Imperfecto, como todos

Escribo estas líneas después de que Puigdemont y parte de su Gobierno hayan huido a Bruselas donde sortean la acción de la justicia española, después de que la Jueza instructora haya decretado prisión provisional sin fianza (y así se haya ejecutado) contra 8 exConsellers de la Generalitat y después de que se haya desestimado el recurso de los Jordis para poder salir en libertad condicional tras 18 días en prisión provisional.

El escenario es terrible también para aquellos que creemos que la única solución que tiene esta crisis es la negociación política. Sin embargo, el que sea terrible, e incluso evitable, no permite afirmar que estemos en un estado represor, ni mucho menos en una dictadura.

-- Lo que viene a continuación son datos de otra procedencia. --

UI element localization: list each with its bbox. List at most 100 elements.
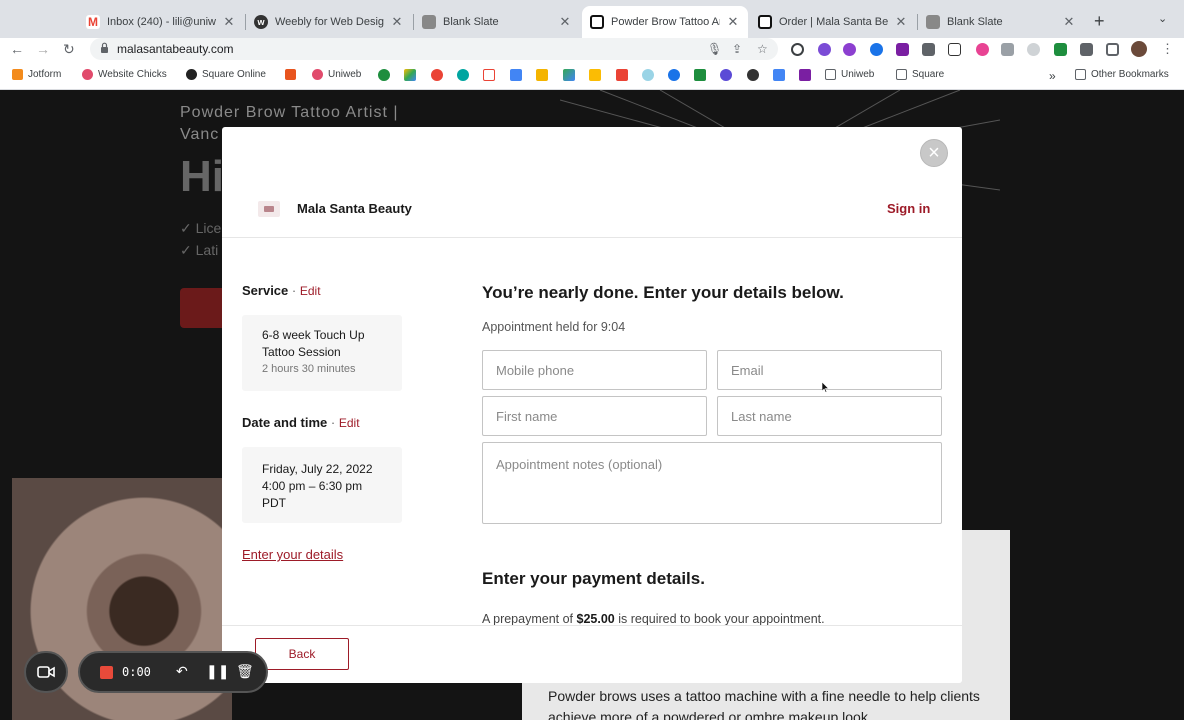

Nuestro ordenamiento jurídico contempla la prisión provisional como una media excepcional que solo cabe ser decretada durante instrucción si se dan una serie de condiciones. La excepcionalidad es exigida porque afecta, no hay que olvidarlo, como mínimo a dos derechos fundamentales de la Constitución: por una parte, la libertad personal, uno de los pilares del estado de derecho democrático, y, por otra, la presunción de inocencia, que significa que nadie es culpable hasta que en un juicio con todas las garantías se demuestra que es responsable de una o varias conductas delictivas. La prisión provisional supone, y perdonen la obviedad, privar a un inocente de su libertad.

Coincido en que la Jueza instructora se ha equivocado a la hora de apreciar la existencia de algún delito y al considerar que concurren las condiciones necesarias para encarcelar a una serie de personas investigadas pero inocentes. Sin embargo, esta Jueza actúa en un poder judicial en el que existen mecanismos para poder revertir sus decisiones. De hecho, los privados provisionalmente de libertad podrán, hasta el juicio oral, solicitarle tantas veces como lo crean conveniente que decrete su libertad. Y con ellos no pretendo frivolizar el hecho de que estén encarcelados, en absoluto. Pero debemos contextualizar.

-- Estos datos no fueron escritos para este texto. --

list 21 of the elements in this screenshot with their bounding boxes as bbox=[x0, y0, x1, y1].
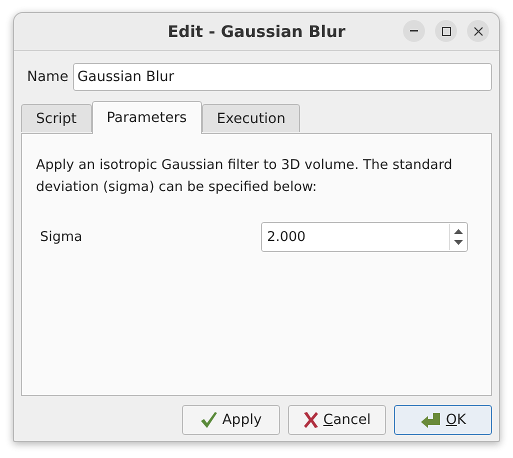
name-field[interactable]: Gaussian Blur bbox=[73, 63, 492, 91]
checkmark-icon bbox=[200, 411, 218, 429]
cancel-button[interactable]: Cancel bbox=[288, 405, 386, 435]
ok-button[interactable]: OK bbox=[394, 405, 492, 435]
tab[interactable]: Parameters bbox=[92, 101, 202, 134]
close-button[interactable] bbox=[467, 20, 489, 42]
cross-icon bbox=[303, 411, 320, 429]
window-title: Edit - Gaussian Blur bbox=[168, 22, 346, 41]
maximize-button[interactable] bbox=[435, 20, 457, 42]
description-text: Apply an isotropic Gaussian filter to 3D volume. The standard deviation (sigma) can be specified below: bbox=[36, 156, 454, 197]
tab[interactable]: Execution bbox=[202, 104, 300, 132]
minimize-button[interactable] bbox=[403, 20, 425, 42]
close-icon bbox=[474, 26, 482, 36]
name-label: Name bbox=[27, 69, 68, 85]
apply-button[interactable]: Apply bbox=[182, 405, 280, 435]
spin-box[interactable]: 2.000 bbox=[261, 222, 468, 252]
return-arrow-icon bbox=[420, 411, 442, 429]
minimize-icon bbox=[410, 30, 418, 32]
parameter-label: Sigma bbox=[40, 229, 82, 245]
tab[interactable]: Script bbox=[21, 104, 92, 132]
maximize-icon bbox=[442, 26, 450, 36]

Es cierto que el escenario judicial no en está en su mejor momento: en él participa un Fiscal del Estado reprobado por el Congreso por su complacencia con con los investigados del PP o que hay dudas de peso sobre la competencia de la AN, entre otras.

Sin embargo, los ahora investigados han podido cometer una serie de delitos, algunos de ellos muy graves precisamente por la relevancia de sus posiciones institucionales: eran el Govern. Y no, no están siendo juzgados por organizar un referéndum, por querer que la gente vote; han sido encausados porque, aun sabiendo cuales eran las posibles consecuencias jurídicas, decidieron saltarse el ordenamiento jurídico a la torera y no una, sino diversas veces (algunos dirían que incluso de forma continuada). No están siendo perseguidos por defender unas ideas (no son presos políticos), sino porque han tratado de defender sus ideas haciendo caso omiso de la legalidad vigente. Legalidad, por cierto, aprobada por un Parlamento y un Parlament escogidos democráticamente. ¿Son todas estas actuaciones constitutivas de delito? No me corresponde a mi responder. Lo que sí es cierto que es son actuaciones contrarias al ordenamiento como estos mismos dirigentes han reconocido, por cierto, apoyando la aprobación de la ley del referéndum y la de transitoriedad (recuerden ahora a los Letrados del Parlament) y dándoles recorrido, incluso de formas muy ingeniosas. No olvidemos que Puigdemont y sus Consellers se marcharon de forma cuasi clandestina a Bruselas precisamente sabiendo que serían perseguidos.

Y ello ocurre en España que es un Estado de Derecho plenamente homologable a otros estados de nuestro entorno. Porque, aunque se repita machaconamente en los últimos días, no estamos en una dictadura ni nada que se le acerque. Estamos ante un Estado con sus imperfecciones que se defiende, a veces con muy poco acierto, de lo que considera ataques a su normal funcionamiento. Y lo hace aplicando las normas existentes y a través de una justicia que, con sus más y sus menos (sobre todo presupuesto), funciona.

Todo ello no obsta a que deba insistirse en estamos ante un conflicto de base política, con consecuencias jurídicas, pero que solo se arreglará si se aborda desde el diálogo y la comprensión de las posiciones legítimas del otro. Eso sí, en todo caso y como base, todos respetando las mismas reglas de juego. Y ello implica no retorcer la ley de partidos (y la Constitución)n o no intentar convertir las próximas elecciones en lo que no son.

Argelia Queralt, profesora lectora de Derecho Constitucional en la Facultad de Derecho de la Universitat de Barcelona y Directora Editorial de Agenda Pública.